Questionada sobre se sentiria à vontade para fazer outro tipo de cirurgia plástica, Maria Carolina respondeu que, se sentisse algum desconforto em relação ao seu corpo e a operação melhorasse a sua situação, não hesitaria, afirmando: “Nós vamos viver connosco até ao fim da nossa vida… por isso, o mínimo que podemos fazer é vivermos bem connosco mesmos e sentirmo-nos bem psicologicamente e fisicamente. Se a cirurgia ajudar a que seja a melhor versão de mim mesma, então faria outra”.

O cirurgião Daniel Travancinha defende que as cirurgias estéticas têm um papel determinante para o bem-estar físico e psicológico. Apesar de consciente de todos os riscos das cirurgias estéticas, garante que o facto de o paciente poder sentir-se bem consigo mesmo sobrepõe-se, muitas vezes, aos riscos, ajudando as pessoas que procuram uma imagem perfeita através de operações plásticas a alcançarem estabilidade a nível psicológico.

Apesar de todas as inovações, os pacientes correm riscos nas intervenções cirurgias.

Mesmo com todas as inovações nas cirurgias plásticas, o Doutor Daniel Travancinha afirma que, apesar de a probabilidade de ocorrer um problema durante o período operativo ser baixa, este tipo de operações não é isento de riscos para a saúde. O risco anestésico-cirúrgico tem uma probabilidade de trazer complicações para o paciente. De acordo com o cirurgião, essas ocorrências estão sujeitas a vários fatores, como o estado de saúde do paciente, a qualificação profissional da equipa médica, ou a técnica operatória e condições da instituição hospitalar.

Maria Carolina, quando questionada sobre o pós-cirurgia, afirma que os resultados são bastantes positivos e visíveis, tanto a nível estético como funcional. “Eu respiro 200% melhor do que antes e até a minha voz mudou. Antes era muito nasalada”. A nível estético também se nota uma grande diferença. Antes da operação tinha um alto enorme no nariz”.

Porém, nem sempre tudo corre bem. Maria Carolina conta-nos que, na sua cirurgia, os resultados demoraram a aparecer: “Mesmo passado um ano, o nariz ainda está muito inchado. Ainda não tem o aspeto que irá ter no final”. Horas após a realização da operação, já recuperada da anestesia, Madalena Pena começou a sentir um forte peso e uma angustiante dor no peito.
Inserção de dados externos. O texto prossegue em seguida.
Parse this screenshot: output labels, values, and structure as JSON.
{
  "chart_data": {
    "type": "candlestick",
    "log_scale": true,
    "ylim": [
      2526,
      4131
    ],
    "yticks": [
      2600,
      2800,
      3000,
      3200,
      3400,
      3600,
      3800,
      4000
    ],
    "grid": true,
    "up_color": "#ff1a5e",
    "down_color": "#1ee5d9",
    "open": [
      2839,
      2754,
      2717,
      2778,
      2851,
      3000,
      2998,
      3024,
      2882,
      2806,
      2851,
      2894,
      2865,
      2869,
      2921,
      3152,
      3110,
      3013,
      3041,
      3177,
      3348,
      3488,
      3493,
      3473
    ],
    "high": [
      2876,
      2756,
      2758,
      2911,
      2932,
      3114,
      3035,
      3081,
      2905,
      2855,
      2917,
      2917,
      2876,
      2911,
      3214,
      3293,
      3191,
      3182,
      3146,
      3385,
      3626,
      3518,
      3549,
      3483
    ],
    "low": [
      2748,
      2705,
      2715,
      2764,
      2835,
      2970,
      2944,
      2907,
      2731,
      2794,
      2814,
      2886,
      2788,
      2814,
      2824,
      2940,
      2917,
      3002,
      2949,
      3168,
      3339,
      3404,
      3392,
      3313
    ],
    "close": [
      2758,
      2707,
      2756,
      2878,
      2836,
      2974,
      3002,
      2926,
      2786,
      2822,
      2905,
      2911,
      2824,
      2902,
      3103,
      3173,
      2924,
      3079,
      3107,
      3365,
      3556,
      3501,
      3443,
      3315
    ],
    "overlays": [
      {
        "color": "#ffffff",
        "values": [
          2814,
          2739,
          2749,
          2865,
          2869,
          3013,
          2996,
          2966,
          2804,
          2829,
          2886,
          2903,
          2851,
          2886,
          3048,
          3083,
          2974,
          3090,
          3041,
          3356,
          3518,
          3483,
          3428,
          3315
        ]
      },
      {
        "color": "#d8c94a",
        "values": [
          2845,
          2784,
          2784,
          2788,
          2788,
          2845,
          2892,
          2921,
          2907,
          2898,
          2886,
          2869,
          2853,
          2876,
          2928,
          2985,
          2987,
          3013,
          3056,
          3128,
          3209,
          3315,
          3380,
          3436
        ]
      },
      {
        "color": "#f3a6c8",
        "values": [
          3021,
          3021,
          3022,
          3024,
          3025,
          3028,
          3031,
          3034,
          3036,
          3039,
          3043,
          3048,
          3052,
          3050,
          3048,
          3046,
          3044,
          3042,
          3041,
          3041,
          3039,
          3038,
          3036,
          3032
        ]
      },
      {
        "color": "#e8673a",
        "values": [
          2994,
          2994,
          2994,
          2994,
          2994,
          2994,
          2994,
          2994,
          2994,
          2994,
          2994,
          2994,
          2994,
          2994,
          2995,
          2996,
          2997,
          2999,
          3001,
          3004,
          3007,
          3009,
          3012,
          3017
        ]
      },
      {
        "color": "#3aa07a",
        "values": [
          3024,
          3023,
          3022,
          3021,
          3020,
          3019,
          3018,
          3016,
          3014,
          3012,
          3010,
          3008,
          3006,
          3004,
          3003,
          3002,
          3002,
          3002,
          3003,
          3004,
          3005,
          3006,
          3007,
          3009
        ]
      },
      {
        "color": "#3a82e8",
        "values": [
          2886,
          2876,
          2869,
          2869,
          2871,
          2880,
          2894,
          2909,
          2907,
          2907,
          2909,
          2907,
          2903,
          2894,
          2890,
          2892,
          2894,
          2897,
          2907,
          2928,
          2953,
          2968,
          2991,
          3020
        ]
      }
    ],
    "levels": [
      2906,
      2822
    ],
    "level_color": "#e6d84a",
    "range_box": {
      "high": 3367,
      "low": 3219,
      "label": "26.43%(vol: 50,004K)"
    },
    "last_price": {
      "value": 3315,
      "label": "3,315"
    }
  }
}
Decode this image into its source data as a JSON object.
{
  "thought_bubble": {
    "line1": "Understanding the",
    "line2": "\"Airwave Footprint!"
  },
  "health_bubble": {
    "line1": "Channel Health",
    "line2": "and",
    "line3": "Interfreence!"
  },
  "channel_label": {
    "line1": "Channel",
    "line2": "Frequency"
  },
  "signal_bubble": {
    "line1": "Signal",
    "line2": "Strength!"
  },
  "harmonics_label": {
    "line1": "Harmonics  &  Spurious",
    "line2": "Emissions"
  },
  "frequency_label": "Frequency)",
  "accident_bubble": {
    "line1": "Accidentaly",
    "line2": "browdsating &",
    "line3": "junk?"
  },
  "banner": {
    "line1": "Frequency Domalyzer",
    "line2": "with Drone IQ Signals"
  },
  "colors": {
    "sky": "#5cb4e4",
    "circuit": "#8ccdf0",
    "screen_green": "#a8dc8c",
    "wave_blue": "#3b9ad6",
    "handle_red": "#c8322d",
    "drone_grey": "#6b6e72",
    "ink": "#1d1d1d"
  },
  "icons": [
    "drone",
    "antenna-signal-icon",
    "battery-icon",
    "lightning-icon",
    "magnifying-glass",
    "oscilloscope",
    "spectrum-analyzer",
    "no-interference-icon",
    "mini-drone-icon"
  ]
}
Felizmente, não houve motivos para grande preocupação, porque não houve complicações graves.

“Recomendo as operações plásticas às outras pessoas e não fecho a porta a voltar a fazer”. A cirurgia de Madalena, para além de lhe ter trazido benefícios na vertente psicológica, também lhe proporcionou uma melhoria na qualidade de vida: “Ainda é muito chocante para mim ir a uma discoteca ou ir a um sítio qualquer e poder saltar. Para mim ainda é um milagre. Eu, com o peito que tinha, não conseguia correr, não conseguia saltar, não conseguia fazer nada”.

Mesmo com os avanços da tecnologia nos últimos anos, ainda é recorrente a ideia de que as cirurgias são muito perigosas. “Para quê correr esse risco, sendo tão nova?” Madalena lidou com este tipo de críticas após fazer a sua operação, provenientes sobretudo de pessoas mais velhas. Mas, podemos colocar a questão de outra forma: será que as inovações nas operações plásticas vão conseguir tornar os benefícios destas intervenções menos arriscados, particularmente, para o nosso estado de espírito?